After four-and-a-half years in Germany, Kaurin decided to return to Norway and accepted a contract from Stabæk. She played for Ottawa Fury in the North American W-League during July 2012, to get match practice ahead of Stabæk's UEFA Women's Champions League campaign.

When Kaurin was released by Stabæk after the 2013 season, she alleged that the team's male coach had sexually harassed her which caused her to play badly. In 2014, she played for and coached Fløya, who were battling relegation from the 1. divisjon. In 2016 she came out of retirement to sign for minnows Bærum SK, at the same time becoming their player developer.

==International career==
Kaurin scored 10 times in 37 international matches for Norway's age-limited teams before her debut in the senior national team, a 5–1 win over Finland at the 2001 Algarve Cup. She was disappointed to be one of the last players to be cut from the 2003 FIFA Women's World Cup squad. From the beginning of 2006 she began playing more regularly for Norway.

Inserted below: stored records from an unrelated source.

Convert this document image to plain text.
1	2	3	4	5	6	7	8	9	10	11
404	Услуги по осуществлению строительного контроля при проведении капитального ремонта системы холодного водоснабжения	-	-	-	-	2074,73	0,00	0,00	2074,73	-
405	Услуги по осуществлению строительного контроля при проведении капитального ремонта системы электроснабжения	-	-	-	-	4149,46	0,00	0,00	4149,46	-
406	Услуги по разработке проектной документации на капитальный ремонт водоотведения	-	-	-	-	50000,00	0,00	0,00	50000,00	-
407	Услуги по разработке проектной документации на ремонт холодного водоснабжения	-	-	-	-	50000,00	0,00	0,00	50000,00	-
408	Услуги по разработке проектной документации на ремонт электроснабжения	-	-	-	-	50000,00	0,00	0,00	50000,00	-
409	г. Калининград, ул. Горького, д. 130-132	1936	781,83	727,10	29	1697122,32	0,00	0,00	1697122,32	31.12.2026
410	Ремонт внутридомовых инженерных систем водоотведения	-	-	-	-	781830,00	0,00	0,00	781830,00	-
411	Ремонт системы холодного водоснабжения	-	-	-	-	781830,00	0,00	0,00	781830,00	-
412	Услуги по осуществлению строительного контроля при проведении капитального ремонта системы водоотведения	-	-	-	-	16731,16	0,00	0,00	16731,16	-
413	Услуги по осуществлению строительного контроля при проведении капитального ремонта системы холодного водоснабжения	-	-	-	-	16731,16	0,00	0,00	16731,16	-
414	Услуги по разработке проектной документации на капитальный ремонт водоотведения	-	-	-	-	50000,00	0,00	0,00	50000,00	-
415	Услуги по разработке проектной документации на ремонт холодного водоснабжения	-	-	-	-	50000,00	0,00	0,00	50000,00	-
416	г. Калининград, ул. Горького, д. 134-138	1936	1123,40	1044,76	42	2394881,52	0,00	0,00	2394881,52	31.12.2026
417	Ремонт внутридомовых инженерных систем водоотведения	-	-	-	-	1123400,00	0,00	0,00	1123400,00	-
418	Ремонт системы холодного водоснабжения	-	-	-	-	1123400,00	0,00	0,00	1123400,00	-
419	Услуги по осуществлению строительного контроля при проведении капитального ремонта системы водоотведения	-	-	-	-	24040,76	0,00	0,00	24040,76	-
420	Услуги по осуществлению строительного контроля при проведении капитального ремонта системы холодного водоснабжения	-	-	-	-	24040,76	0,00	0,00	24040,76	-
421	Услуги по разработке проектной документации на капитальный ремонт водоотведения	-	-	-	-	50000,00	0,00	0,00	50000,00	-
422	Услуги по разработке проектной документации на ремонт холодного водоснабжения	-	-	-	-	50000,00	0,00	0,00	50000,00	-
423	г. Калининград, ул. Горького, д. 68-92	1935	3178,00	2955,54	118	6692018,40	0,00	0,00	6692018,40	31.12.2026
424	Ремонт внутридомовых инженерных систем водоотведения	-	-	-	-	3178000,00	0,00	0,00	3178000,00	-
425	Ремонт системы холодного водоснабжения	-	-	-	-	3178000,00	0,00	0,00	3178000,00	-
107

In September 2007 Kaurin played a leading role on the right wing in Norway's campaign at the FIFA Women's World Cup 2007 tournament in China, where the team achieved fourth place. She is known for her ability to dribble past defenders and pass accurately into the penalty area, and as a result she assists in scoring many goals.

On 9 June 2008 she was named to the Norwegian roster for the 2008 Summer Olympics to be held in Beijing, China.

On 6 August 2008 she scored the first goal for Norway, playing in Qinhuangdao against the United States in the opening Olympics soccer match for both teams, a match Norway won 2–0. The goal, after 61 seconds, was also the fastest goal in Olympic soccer history, beating the former record of four minutes. But the record only lasted six days before being broken by the United States' Heather O'Reilly.

She played for Norway at UEFA Women's Euro 2009, where the team reached the semi-finals. In May 2011 Kaurin was selected to join Norway's squad to go to the FIFA Women's World Cup 2011 in Germany in June–July 2011.

She was called up to be part of the national team for UEFA Women's Euro 2013. In the final at Friends Arena, Kaurin was an 85th-minute substitute. Anja Mittag's goal gave the Germans their sixth successive European title.